Dr. Desai, is there a high-risk and a low-risk AML? And if so, what are the indicators?

Dr. Desai:                   

So, in terms of when we talk about risk of leukemia, many patients, when they come, they frequently ask what stage this is, which is generally not how leukemia is categorized, unlike lung cancer, or breast cancer, or any of the solid tumors. Leukemia is in your blood and in your bone marrow, so it’s kind of like all or none to some extent. When we talk about risk in leukemia, we’re talking about what is the chance of this leukemia coming back in the future. So, is the chance high, intermediate, or low?

And that’s how we categorize leukemia, into these three sort of risk categories, low risk, intermediate risk, and high risk. These risk categories are made up.

We decide these based on information from two aspects. One is the chromosomes, which we talked about. There are certain good risks of chromosomal abnormalities as well, where, for example, poor binding factor leukemias, where these leukemias tend to respond very well to chemotherapy. There are some higher risk, that the chances are higher to come back. And then, the middle category of intermediate risk, where it’s sort of in the middle.

The molecular subtype, or the molecular classification of AML is extremely, extremely relevant, because it gives you pretty much your own signature, and the patient sort of specific, personalized risk of whether this is going to have a high, intermediate, or a low risk to come back.

So, it’s a combination of chromosomes, and the molecular subtype, which is extremely important in figuring out the risk category.

Now, in the course of the treatment and decision-making of leukemia, we don’t have – we’ll have the chromosome information quite early, usually within the first two to three days, but the molecular information, some of it comes back pretty fast, like in a couple days from the testing. But many of these tests, the full panel comes back about 14 days after we do the original bone marrow biopsy. Some of these decisions on whether this is high risk or low risk is relevant in the long run. These decisions happen later, and you don’t have to wait for the treatment, obviously. This is more for what happens after a patient goes into remission.

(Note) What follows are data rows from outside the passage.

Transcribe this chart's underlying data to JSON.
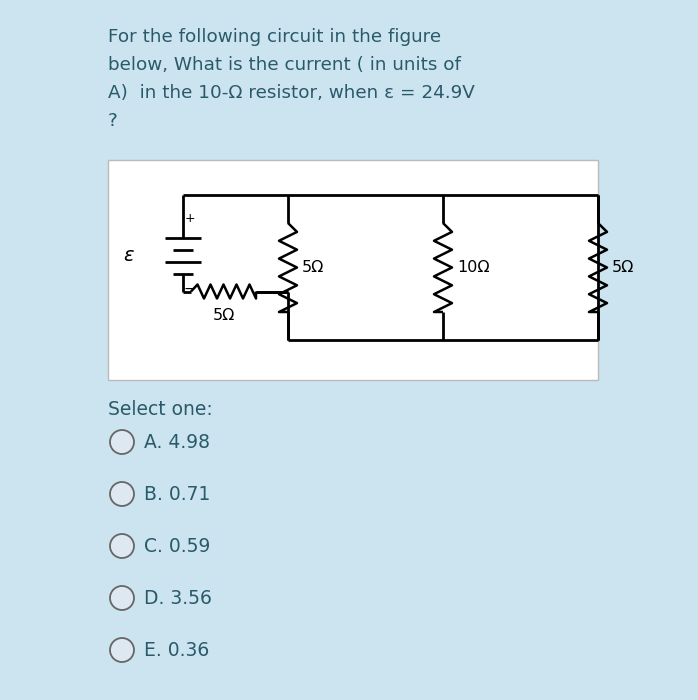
{
  "background_color": "#cce4f0",
  "card_background": "#ffffff",
  "title_lines": [
    "For the following circuit in the figure",
    "below, What is the current ( in units of",
    "A)  in the 10-Ω resistor, when ε = 24.9V",
    "?"
  ],
  "select_one_label": "Select one:",
  "options": [
    "A. 4.98",
    "B. 0.71",
    "C. 0.59",
    "D. 3.56",
    "E. 0.36"
  ],
  "text_color": "#2a5a6a",
  "circuit_text_color": "#000000",
  "font_size_title": 13.2,
  "font_size_options": 13.5,
  "font_size_circuit": 11.5
}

But there are certain molecular genes that are very important in deciding treatment up front, and those we expedite, and they are back usually before treatment decision is made. For example, FLT3 ITD or FLT3 TKB.

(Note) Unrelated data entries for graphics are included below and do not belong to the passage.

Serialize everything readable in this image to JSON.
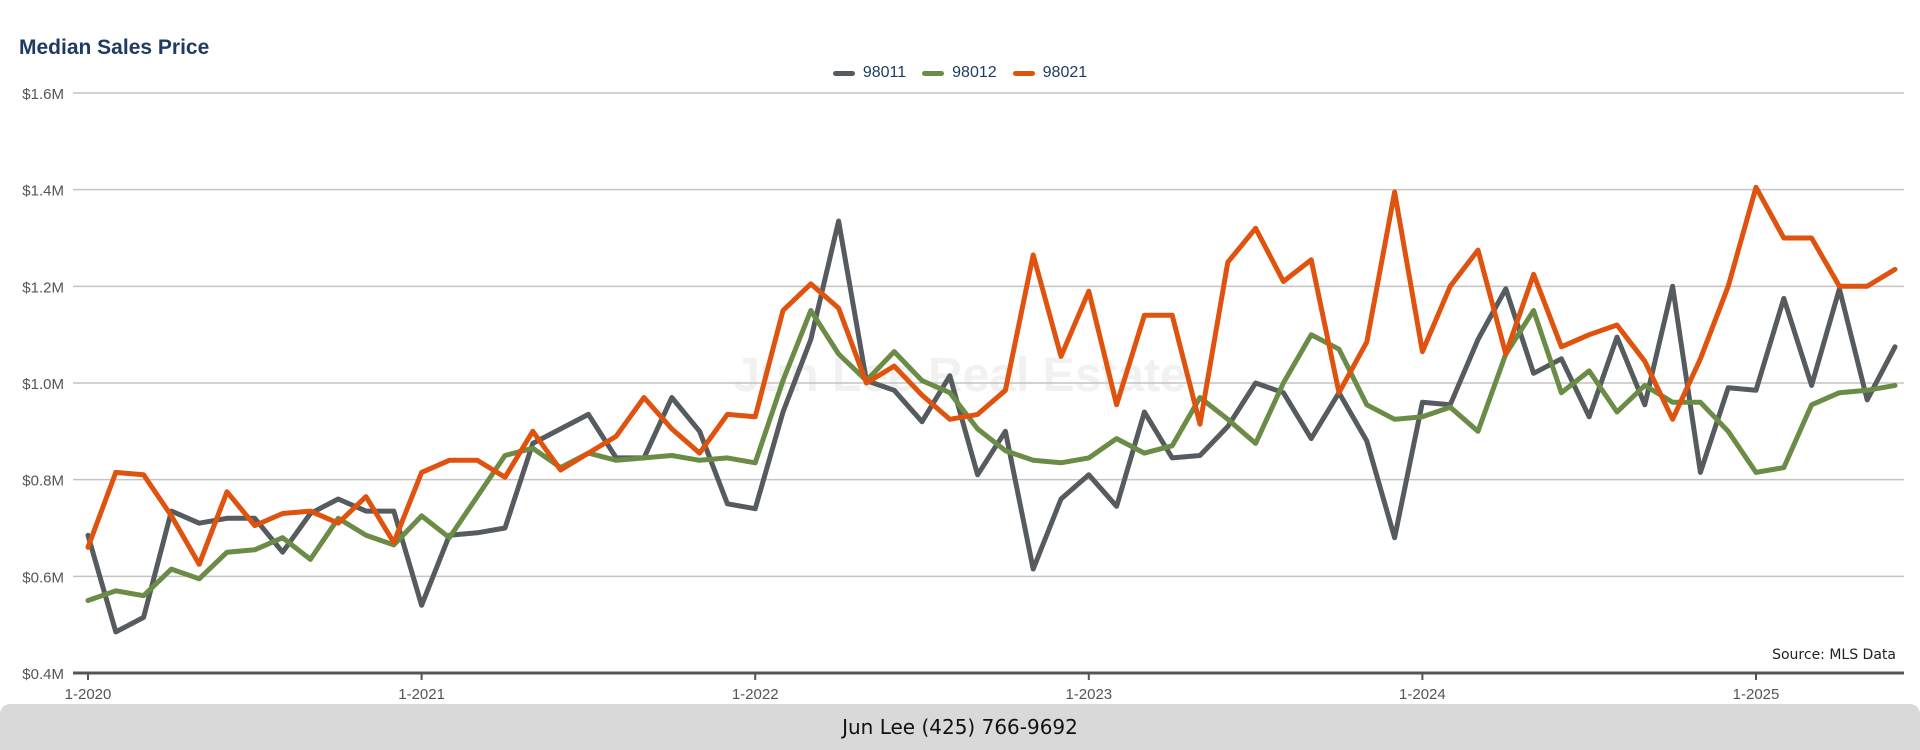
{
  "footer": {
    "contact": "Jun Lee (425) 766-9692"
  },
  "watermark": "Jun Lee Real Estate",
  "colors": {
    "98011": "#555b5e",
    "98012": "#6b8c46",
    "98021": "#e0530e"
  },
  "chart_data": {
    "type": "line",
    "title": "Median Sales Price",
    "source": "Source: MLS Data",
    "xlabel": "",
    "ylabel": "",
    "ylim": [
      400000,
      1600000
    ],
    "yticks": [
      {
        "value": 400000,
        "label": "$0.4M"
      },
      {
        "value": 600000,
        "label": "$0.6M"
      },
      {
        "value": 800000,
        "label": "$0.8M"
      },
      {
        "value": 1000000,
        "label": "$1.0M"
      },
      {
        "value": 1200000,
        "label": "$1.2M"
      },
      {
        "value": 1400000,
        "label": "$1.4M"
      },
      {
        "value": 1600000,
        "label": "$1.6M"
      }
    ],
    "xticks": [
      "1-2020",
      "1-2021",
      "1-2022",
      "1-2023",
      "1-2024",
      "1-2025"
    ],
    "x": [
      "1-2020",
      "2-2020",
      "3-2020",
      "4-2020",
      "5-2020",
      "6-2020",
      "7-2020",
      "8-2020",
      "9-2020",
      "10-2020",
      "11-2020",
      "12-2020",
      "1-2021",
      "2-2021",
      "3-2021",
      "4-2021",
      "5-2021",
      "6-2021",
      "7-2021",
      "8-2021",
      "9-2021",
      "10-2021",
      "11-2021",
      "12-2021",
      "1-2022",
      "2-2022",
      "3-2022",
      "4-2022",
      "5-2022",
      "6-2022",
      "7-2022",
      "8-2022",
      "9-2022",
      "10-2022",
      "11-2022",
      "12-2022",
      "1-2023",
      "2-2023",
      "3-2023",
      "4-2023",
      "5-2023",
      "6-2023",
      "7-2023",
      "8-2023",
      "9-2023",
      "10-2023",
      "11-2023",
      "12-2023",
      "1-2024",
      "2-2024",
      "3-2024",
      "4-2024",
      "5-2024",
      "6-2024",
      "7-2024",
      "8-2024",
      "9-2024",
      "10-2024",
      "11-2024",
      "12-2024",
      "1-2025",
      "2-2025",
      "3-2025",
      "4-2025",
      "5-2025",
      "6-2025"
    ],
    "grid": true,
    "legend_position": "top-center",
    "series": [
      {
        "name": "98011",
        "values": [
          685000,
          485000,
          515000,
          735000,
          710000,
          720000,
          720000,
          650000,
          730000,
          760000,
          735000,
          735000,
          540000,
          685000,
          690000,
          700000,
          875000,
          905000,
          935000,
          845000,
          845000,
          970000,
          900000,
          750000,
          740000,
          940000,
          1090000,
          1335000,
          1005000,
          985000,
          920000,
          1015000,
          810000,
          900000,
          615000,
          760000,
          810000,
          745000,
          940000,
          845000,
          850000,
          910000,
          1000000,
          980000,
          885000,
          980000,
          880000,
          680000,
          960000,
          955000,
          1090000,
          1195000,
          1020000,
          1050000,
          930000,
          1095000,
          955000,
          1200000,
          815000,
          990000,
          985000,
          1175000,
          995000,
          1195000,
          965000,
          1075000
        ]
      },
      {
        "name": "98012",
        "values": [
          550000,
          570000,
          560000,
          615000,
          595000,
          650000,
          655000,
          680000,
          635000,
          720000,
          685000,
          665000,
          725000,
          680000,
          765000,
          850000,
          865000,
          825000,
          855000,
          840000,
          845000,
          850000,
          840000,
          845000,
          835000,
          1005000,
          1150000,
          1060000,
          1005000,
          1065000,
          1005000,
          980000,
          905000,
          860000,
          840000,
          835000,
          845000,
          885000,
          855000,
          870000,
          970000,
          925000,
          875000,
          1000000,
          1100000,
          1070000,
          955000,
          925000,
          930000,
          950000,
          900000,
          1060000,
          1150000,
          980000,
          1025000,
          940000,
          995000,
          960000,
          960000,
          900000,
          815000,
          825000,
          955000,
          980000,
          985000,
          995000
        ]
      },
      {
        "name": "98021",
        "values": [
          660000,
          815000,
          810000,
          725000,
          625000,
          775000,
          705000,
          730000,
          735000,
          710000,
          765000,
          670000,
          815000,
          840000,
          840000,
          805000,
          900000,
          820000,
          855000,
          890000,
          970000,
          905000,
          855000,
          935000,
          930000,
          1150000,
          1205000,
          1155000,
          1000000,
          1035000,
          975000,
          925000,
          935000,
          985000,
          1265000,
          1055000,
          1190000,
          955000,
          1140000,
          1140000,
          915000,
          1250000,
          1320000,
          1210000,
          1255000,
          980000,
          1085000,
          1395000,
          1065000,
          1200000,
          1275000,
          1060000,
          1225000,
          1075000,
          1100000,
          1120000,
          1045000,
          925000,
          1050000,
          1200000,
          1405000,
          1300000,
          1300000,
          1200000,
          1200000,
          1235000
        ]
      }
    ]
  }
}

These are two genes where the up-front treatment decision changes, depending on the presence or absence of this gene. So, you really, really do want to know this information early on.

Chromosomes you absolutely need it before treatment begins, because there are several options of leukemia treatment that are specific to certain chromosome subtypes. So, that’s like the basic information you need to have before making any treatment plans.